Health takes the biggest slice, with about £90 million to be spent on elective care and mental health services.
More than £35 million is being set aside for infrastructure, including £20 million for Translink.
The North of Ireland’s public transport operator has struggled during the COVID-19 crisis, with revenue falling.
The arts and sports sectors are also due to get a boost of several million pounds each, while Ulster University is getting a multi-million pound injection towards its major development in Belfast
Twelve million pounds will go towards a summer food scheme for vulnerable children while an extra £10m will go towards childcare.
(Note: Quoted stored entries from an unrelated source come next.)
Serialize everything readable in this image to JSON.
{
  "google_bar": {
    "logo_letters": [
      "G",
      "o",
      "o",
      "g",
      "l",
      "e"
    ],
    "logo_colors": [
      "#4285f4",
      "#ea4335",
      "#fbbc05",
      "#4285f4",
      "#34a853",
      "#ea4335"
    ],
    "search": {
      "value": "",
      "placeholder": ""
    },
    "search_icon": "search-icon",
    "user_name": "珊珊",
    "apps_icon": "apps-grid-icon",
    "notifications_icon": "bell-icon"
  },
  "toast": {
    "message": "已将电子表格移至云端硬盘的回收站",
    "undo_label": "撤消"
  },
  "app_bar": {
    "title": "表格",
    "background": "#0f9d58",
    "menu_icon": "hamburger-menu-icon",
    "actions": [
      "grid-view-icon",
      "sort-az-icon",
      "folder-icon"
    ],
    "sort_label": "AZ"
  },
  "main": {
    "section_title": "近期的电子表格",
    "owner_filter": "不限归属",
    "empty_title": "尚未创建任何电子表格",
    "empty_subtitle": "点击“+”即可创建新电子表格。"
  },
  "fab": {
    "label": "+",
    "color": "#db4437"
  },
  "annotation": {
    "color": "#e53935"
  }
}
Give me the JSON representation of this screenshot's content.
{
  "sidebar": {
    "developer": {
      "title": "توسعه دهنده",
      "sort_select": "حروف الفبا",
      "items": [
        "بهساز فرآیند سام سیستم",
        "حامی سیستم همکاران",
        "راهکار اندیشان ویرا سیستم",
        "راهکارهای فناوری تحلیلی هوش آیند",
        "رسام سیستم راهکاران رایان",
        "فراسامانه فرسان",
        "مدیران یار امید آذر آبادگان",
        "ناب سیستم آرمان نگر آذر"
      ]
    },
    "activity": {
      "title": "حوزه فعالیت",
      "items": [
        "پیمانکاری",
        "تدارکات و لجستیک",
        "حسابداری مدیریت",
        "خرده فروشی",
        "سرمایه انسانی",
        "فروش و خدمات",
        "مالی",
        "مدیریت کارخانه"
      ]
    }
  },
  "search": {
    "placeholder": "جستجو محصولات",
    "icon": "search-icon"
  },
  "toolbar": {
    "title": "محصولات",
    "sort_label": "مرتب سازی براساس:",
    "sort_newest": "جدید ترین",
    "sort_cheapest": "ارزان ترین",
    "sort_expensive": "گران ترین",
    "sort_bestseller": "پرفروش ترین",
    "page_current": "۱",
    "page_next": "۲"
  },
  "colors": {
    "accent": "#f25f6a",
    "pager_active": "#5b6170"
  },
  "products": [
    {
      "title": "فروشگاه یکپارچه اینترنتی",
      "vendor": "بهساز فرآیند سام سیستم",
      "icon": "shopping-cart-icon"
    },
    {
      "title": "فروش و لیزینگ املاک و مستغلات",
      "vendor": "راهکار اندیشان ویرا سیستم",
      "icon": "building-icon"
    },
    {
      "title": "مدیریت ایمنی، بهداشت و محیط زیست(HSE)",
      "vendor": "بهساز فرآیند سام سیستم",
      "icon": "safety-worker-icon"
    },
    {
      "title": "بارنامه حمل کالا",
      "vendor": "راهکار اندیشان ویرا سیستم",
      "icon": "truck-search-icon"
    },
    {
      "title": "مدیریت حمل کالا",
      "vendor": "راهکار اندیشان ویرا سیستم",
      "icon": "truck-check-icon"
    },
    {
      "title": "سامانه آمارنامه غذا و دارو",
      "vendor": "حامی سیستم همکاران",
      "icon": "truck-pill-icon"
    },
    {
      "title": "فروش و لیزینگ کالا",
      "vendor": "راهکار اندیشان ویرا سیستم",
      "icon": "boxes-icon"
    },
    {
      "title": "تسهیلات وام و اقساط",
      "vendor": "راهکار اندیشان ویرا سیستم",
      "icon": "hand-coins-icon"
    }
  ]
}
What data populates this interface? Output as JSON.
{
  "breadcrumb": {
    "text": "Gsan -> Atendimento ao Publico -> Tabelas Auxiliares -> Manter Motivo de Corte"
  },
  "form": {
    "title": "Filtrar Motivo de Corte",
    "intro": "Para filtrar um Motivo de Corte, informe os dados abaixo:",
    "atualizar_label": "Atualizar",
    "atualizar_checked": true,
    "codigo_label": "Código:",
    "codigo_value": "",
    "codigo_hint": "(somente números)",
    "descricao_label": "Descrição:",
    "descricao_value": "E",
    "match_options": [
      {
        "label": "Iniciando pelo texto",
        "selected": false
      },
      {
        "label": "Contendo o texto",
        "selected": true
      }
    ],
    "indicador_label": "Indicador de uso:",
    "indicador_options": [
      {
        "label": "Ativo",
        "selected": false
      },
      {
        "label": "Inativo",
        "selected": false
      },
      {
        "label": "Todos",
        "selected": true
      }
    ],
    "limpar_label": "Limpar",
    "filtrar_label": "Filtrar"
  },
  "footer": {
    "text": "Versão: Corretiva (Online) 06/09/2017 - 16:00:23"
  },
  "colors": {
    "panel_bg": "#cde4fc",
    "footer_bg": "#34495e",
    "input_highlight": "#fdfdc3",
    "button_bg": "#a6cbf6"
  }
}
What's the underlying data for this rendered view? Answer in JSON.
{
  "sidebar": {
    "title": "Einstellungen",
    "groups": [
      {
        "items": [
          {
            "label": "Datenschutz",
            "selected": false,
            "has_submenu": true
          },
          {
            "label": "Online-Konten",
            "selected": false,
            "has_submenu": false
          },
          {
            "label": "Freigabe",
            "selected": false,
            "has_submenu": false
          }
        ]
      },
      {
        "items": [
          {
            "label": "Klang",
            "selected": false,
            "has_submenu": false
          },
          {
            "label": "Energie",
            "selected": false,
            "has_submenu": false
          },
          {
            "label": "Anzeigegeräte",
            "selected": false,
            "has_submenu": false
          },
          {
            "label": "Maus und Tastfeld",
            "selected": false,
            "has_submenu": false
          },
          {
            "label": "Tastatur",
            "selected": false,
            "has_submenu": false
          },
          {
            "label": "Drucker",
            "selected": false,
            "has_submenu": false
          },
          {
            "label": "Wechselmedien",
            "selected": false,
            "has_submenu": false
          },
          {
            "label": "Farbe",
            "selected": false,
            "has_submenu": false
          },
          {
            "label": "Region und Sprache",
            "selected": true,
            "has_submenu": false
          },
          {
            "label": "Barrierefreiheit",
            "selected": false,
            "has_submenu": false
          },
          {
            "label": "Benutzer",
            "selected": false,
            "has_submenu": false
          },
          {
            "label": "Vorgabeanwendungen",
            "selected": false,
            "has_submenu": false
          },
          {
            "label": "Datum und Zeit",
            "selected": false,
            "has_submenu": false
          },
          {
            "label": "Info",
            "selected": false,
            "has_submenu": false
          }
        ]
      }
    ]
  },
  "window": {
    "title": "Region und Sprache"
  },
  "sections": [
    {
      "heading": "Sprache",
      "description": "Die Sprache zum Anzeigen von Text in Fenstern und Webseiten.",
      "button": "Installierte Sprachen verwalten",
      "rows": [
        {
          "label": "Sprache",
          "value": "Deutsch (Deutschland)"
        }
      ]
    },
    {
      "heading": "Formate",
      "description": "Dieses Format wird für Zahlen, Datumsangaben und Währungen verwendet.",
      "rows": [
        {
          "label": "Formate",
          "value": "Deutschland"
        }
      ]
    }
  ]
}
There is extra money too for business start-ups and to help those on benefits with extra costs.
The reallocation also sees £2.5m set aside for the administrative costs to implement the Troubles victims’ pension scheme.
But as yet there is no sign of when that scheme will start.
The victims’ payments were approved by Westminster but they have been delayed.
Deputy First Minister Michelle O’Neill resisted designating a department to administer the scheme as her party objected to the eligibility rules.
Sinn Féin regarded the rules governing who could apply for the the pension as discriminatory against ex-prisoners.
The DUP then held up final approval for a series of financial decisions at Stormont until the preparatory resourcing for the pension scheme was provided.
At a meeting last week executive ministers were unable to sign off on funding for children entitled to free school meals as a result.
Direct payments for the school meals had originally been scheduled to end on 30 June.
But on Friday, Education Minister Peter Weir said the executive had agreed to extend it during the summer break.
It came after Westminster was shamed into extending the scheme in England following a campaign by Manchester United footballer Marcus Rashford.